Page MenuHomePhabricator

Upgrade eventlogging VM to bullseye (or bookworm)
Closed, ResolvedPublic

Description

Reference ticket for the buster upgrade: T278137: Migrate eventlog1002 to buster

We currently run our legacy eventlogging on a single VM:

  • eventlog1003.eqiad.wmnet

It runs the following eventlogging-processor services:

btullis@eventlog1003:~$ pstree -aT eventlogging
python3 /srv/deployment/eventlogging/analytics/bin/eventlogging-processor @/etc/eventlogging.d/processors/client-side-07
python3 /srv/deployment/eventlogging/analytics/bin/eventlogging-processor @/etc/eventlogging.d/processors/client-side-01
python3 /srv/deployment/eventlogging/analytics/bin/eventlogging-processor @/etc/eventlogging.d/processors/client-side-09
python3 /srv/deployment/eventlogging/analytics/bin/eventlogging-processor @/etc/eventlogging.d/processors/client-side-05
python3 /srv/deployment/eventlogging/analytics/bin/eventlogging-processor @/etc/eventlogging.d/processors/client-side-04
python3 /srv/deployment/eventlogging/analytics/bin/eventlogging-processor @/etc/eventlogging.d/processors/client-side-11
python3 /srv/deployment/eventlogging/analytics/bin/eventlogging-processor @/etc/eventlogging.d/processors/client-side-10
python3 /srv/deployment/eventlogging/analytics/bin/eventlogging-processor @/etc/eventlogging.d/processors/client-side-08
python3 /srv/deployment/eventlogging/analytics/bin/eventlogging-processor @/etc/eventlogging.d/processors/client-side-02
python3 /srv/deployment/eventlogging/analytics/bin/eventlogging-processor @/etc/eventlogging.d/processors/client-side-03
python3 /srv/deployment/eventlogging/analytics/bin/eventlogging-processor @/etc/eventlogging.d/processors/client-side-00
python3 /srv/deployment/eventlogging/analytics/bin/eventlogging-processor @/etc/eventlogging.d/processors/client-side-06

However, the virtual machine is otherwise stateless.
All state is now stored in Kafka.

As per T278137, the recommended approach last time we need to upgrade was to create a parallel VM running the next O/S.
We then ran the two systems in parallel until we were confident enough that we could turn off the older version.

We may have to do some work on the eventlogging code to make sure that it works in the system python.

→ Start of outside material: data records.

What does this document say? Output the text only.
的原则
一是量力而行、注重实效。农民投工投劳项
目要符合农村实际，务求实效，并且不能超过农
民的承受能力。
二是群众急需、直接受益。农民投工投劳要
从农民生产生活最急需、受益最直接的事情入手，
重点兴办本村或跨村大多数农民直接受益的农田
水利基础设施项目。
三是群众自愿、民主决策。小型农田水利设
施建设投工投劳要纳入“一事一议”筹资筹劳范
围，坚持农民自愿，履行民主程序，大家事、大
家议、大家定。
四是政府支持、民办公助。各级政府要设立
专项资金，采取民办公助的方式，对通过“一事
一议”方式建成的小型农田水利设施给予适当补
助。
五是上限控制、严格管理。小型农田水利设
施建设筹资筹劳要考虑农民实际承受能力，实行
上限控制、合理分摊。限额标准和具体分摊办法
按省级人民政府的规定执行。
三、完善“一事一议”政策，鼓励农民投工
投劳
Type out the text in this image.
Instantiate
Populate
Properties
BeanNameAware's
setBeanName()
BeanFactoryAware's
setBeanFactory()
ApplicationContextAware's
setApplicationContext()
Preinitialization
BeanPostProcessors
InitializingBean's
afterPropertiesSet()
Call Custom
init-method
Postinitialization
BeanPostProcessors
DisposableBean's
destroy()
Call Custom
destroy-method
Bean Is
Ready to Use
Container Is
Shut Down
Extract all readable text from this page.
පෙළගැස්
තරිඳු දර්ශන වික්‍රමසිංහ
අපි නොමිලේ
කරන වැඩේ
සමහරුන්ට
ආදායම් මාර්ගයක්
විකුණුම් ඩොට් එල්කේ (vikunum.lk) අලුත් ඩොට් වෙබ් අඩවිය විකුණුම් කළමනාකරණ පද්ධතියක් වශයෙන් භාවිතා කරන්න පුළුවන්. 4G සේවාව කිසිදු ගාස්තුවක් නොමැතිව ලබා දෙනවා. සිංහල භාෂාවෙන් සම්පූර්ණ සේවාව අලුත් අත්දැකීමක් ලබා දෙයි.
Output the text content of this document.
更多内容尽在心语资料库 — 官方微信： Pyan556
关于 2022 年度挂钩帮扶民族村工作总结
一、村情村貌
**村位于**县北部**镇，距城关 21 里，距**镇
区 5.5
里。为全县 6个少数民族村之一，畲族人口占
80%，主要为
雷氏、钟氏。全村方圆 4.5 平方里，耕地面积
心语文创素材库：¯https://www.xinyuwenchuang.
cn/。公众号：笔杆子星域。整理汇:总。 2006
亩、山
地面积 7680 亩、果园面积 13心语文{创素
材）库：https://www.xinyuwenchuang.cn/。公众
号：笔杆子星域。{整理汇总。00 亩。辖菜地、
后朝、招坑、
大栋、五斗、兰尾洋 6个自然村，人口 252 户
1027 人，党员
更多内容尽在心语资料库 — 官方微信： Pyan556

There is perhaps an argument here for skipping bullseye and moving straight to bookworm.

Tagging Event-Platform and Data-Engineering for visibility and in case they might be need to help update the code, but I believe that Data-Platform-SRE will provision the new VM and migrate the service when tested.

Event Timeline

Pretty sure old eventlogging is python 2

edit: Oh! nevermind! I guess not, I see python3 in your ps output now

Gehel triaged this task as High priority.Nov 15 2023, 9:44 AM

I believe that we're on the verge of finishing the migration of all legacy eventlogging componenets.
See T259163: Migrate legacy metawiki schemas to Event Platform and T238230: Decommission EventLogging backend components by migrating to MEP for further details on that effort.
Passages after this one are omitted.